3, 2, 1... Fire (planned)
My paintings could be considered as interpretations of chaos, in this chaos is a key moment, and then there is the millisecond after an explosion. Choose an explosion as a representation of chaos because I believe that is the beginning and end of everything. The Big Bang that supposedly created the universe that makes us think we know a great Genesis, fiery and destructive blast, blast, fragmentation, fragmentation, chaos, life and Revelation. It's a very strange recipe, but she tried to create my artwork. Try to explain easily, let's take the example of a watermelon in which we introduce several bomblets that explode at once. The first would be a curious still life images. We pressed the detonator and everything explodes. Three seconds later would only smoke, which does not interest us, and chunks of watermelon with no apparent connection rolling on the floor.

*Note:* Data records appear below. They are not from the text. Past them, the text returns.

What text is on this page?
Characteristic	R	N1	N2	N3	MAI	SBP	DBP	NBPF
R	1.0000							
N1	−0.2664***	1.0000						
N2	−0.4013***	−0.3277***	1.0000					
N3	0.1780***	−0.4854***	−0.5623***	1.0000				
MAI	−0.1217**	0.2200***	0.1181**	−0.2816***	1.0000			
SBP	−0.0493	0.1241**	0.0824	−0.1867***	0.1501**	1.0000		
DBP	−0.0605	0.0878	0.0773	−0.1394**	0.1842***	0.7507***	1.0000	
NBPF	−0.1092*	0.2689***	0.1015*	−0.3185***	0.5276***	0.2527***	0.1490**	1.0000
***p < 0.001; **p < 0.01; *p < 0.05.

But between these two moments is a millisecond of expansion of matter, form and color, and before all the atoms break their connections to pieces create an image, make a picture, That is the true moment of chaos, with a restrained emotional and a baroque in ways that make us see more of what you get. That is for me the time of Genesis and Revelation, the beginning and end of the chaos, from which it creates and destroys life. So this is a moment of extreme brevity that I should be portrayed, or rather interpreted as something that is part of us.
The chaos, fear and organic living in a strange moment in time to show allegorically the troubled times in which we live. A timed beauty and millimeter a second later, we know will disappear, a warning or carpe diem.